Donor-Advised Funds (DAFs)
Unlike QCDs, DAFs have no age restriction and can be appealing to those who are uncertain about where they want their funds to go. With a DAF, the donor gives money or assets to a dedicated account at an umbrella charity and gets an immediate tax deduction. Donors can then postpone further giving decisions until they’re ready and the funds are invested and grow tax-free until disbursement. Logistically, DAFs are less complicated that QCDs, as the sponsors handle any required paperwork.

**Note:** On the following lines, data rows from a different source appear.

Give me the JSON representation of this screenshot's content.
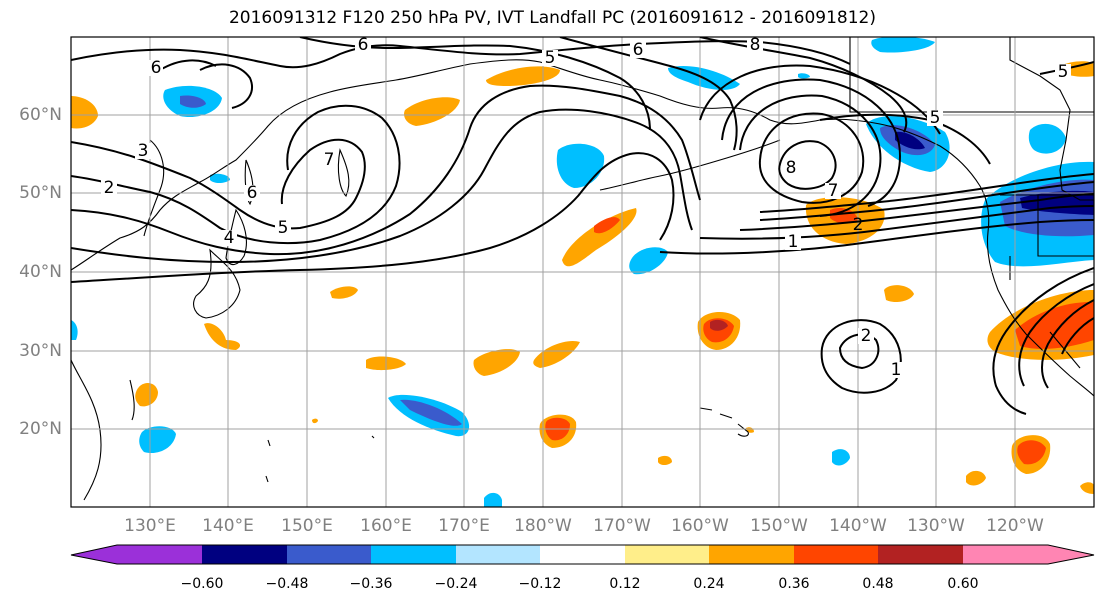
{
  "title": "2016091312 F120 250 hPa PV, IVT Landfall PC (2016091612 - 2016091812)",
  "lat_labels": [
    "60°N",
    "50°N",
    "40°N",
    "30°N",
    "20°N"
  ],
  "lon_labels": [
    "130°E",
    "140°E",
    "150°E",
    "160°E",
    "170°E",
    "180°W",
    "170°W",
    "160°W",
    "150°W",
    "140°W",
    "130°W",
    "120°W"
  ],
  "colorbar": {
    "ticks": [
      "−0.60",
      "−0.48",
      "−0.36",
      "−0.24",
      "−0.12",
      "0.12",
      "0.24",
      "0.36",
      "0.48",
      "0.60"
    ],
    "colors": [
      "#9b30d9",
      "#000080",
      "#3a5bcc",
      "#00bfff",
      "#b3e5ff",
      "#ffffff",
      "#ffee8a",
      "#ffa500",
      "#ff4500",
      "#b22222",
      "#ff85b3"
    ]
  },
  "contour_labels": [
    {
      "text": "6"
    },
    {
      "text": "6"
    },
    {
      "text": "6"
    },
    {
      "text": "5"
    },
    {
      "text": "8"
    },
    {
      "text": "5"
    },
    {
      "text": "3"
    },
    {
      "text": "2"
    },
    {
      "text": "7"
    },
    {
      "text": "6"
    },
    {
      "text": "5"
    },
    {
      "text": "4"
    },
    {
      "text": "8"
    },
    {
      "text": "7"
    },
    {
      "text": "2"
    },
    {
      "text": "1"
    },
    {
      "text": "5"
    },
    {
      "text": "2"
    },
    {
      "text": "1"
    }
  ]
}
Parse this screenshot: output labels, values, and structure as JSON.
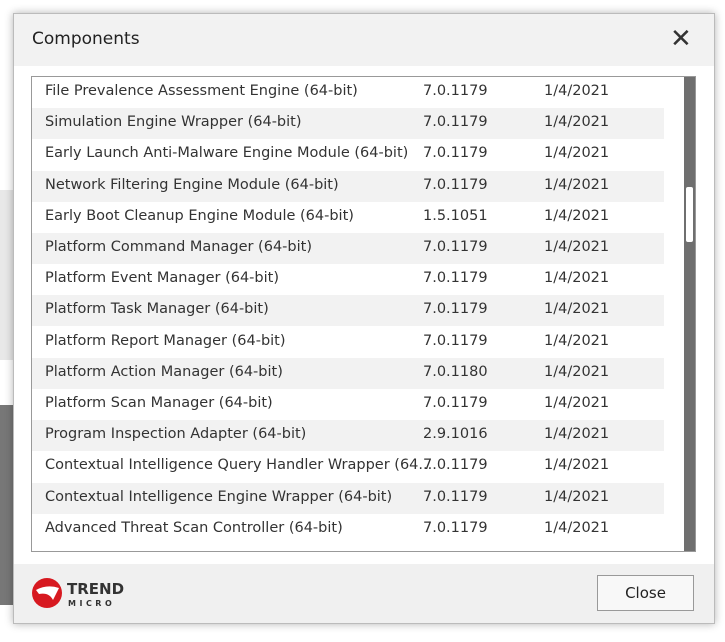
{
  "dialog": {
    "title": "Components",
    "close_button": "Close",
    "logo": {
      "line1": "TREND",
      "line2": "MICRO"
    }
  },
  "table": {
    "rows": [
      [
        "File Prevalence Assessment Engine (64-bit)",
        "7.0.1179",
        "1/4/2021"
      ],
      [
        "Simulation Engine Wrapper (64-bit)",
        "7.0.1179",
        "1/4/2021"
      ],
      [
        "Early Launch Anti-Malware Engine Module (64-bit)",
        "7.0.1179",
        "1/4/2021"
      ],
      [
        "Network Filtering Engine Module (64-bit)",
        "7.0.1179",
        "1/4/2021"
      ],
      [
        "Early Boot Cleanup Engine Module (64-bit)",
        "1.5.1051",
        "1/4/2021"
      ],
      [
        "Platform Command Manager (64-bit)",
        "7.0.1179",
        "1/4/2021"
      ],
      [
        "Platform Event Manager (64-bit)",
        "7.0.1179",
        "1/4/2021"
      ],
      [
        "Platform Task Manager (64-bit)",
        "7.0.1179",
        "1/4/2021"
      ],
      [
        "Platform Report Manager (64-bit)",
        "7.0.1179",
        "1/4/2021"
      ],
      [
        "Platform Action Manager (64-bit)",
        "7.0.1180",
        "1/4/2021"
      ],
      [
        "Platform Scan Manager (64-bit)",
        "7.0.1179",
        "1/4/2021"
      ],
      [
        "Program Inspection Adapter (64-bit)",
        "2.9.1016",
        "1/4/2021"
      ],
      [
        "Contextual Intelligence Query Handler Wrapper (64...",
        "7.0.1179",
        "1/4/2021"
      ],
      [
        "Contextual Intelligence Engine Wrapper (64-bit)",
        "7.0.1179",
        "1/4/2021"
      ],
      [
        "Advanced Threat Scan Controller (64-bit)",
        "7.0.1179",
        "1/4/2021"
      ]
    ]
  }
}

Caution must be taken, however, to fully understand the effects of DAF contributions and their interplay with the standard deduction and AGI.
This can be a useful tool for bunching contributions into a single year to exceed the new itemized deduction floor or to offset capital gains generated by investment portfolio repositioning.
Conclusion
Nonprofits face a challenging and uncertain future under the OBBBA. While the universal charitable deduction provides a new avenue for fundraising from smaller donors, this positive effect may be outweighed by the reduced tax incentives for high-income and corporate donors, who historically contribute a significant portion of charitable funds. If you’re so inclined and financially able to do so, there is no better time than now to donate to a cause that you believe in.
As usual there are caveats surrounding each donor and their individual circumstances. Even though these vehicles are now quite common and standardized, be sure to consult with your financial advisor and tax accountant before proceeding.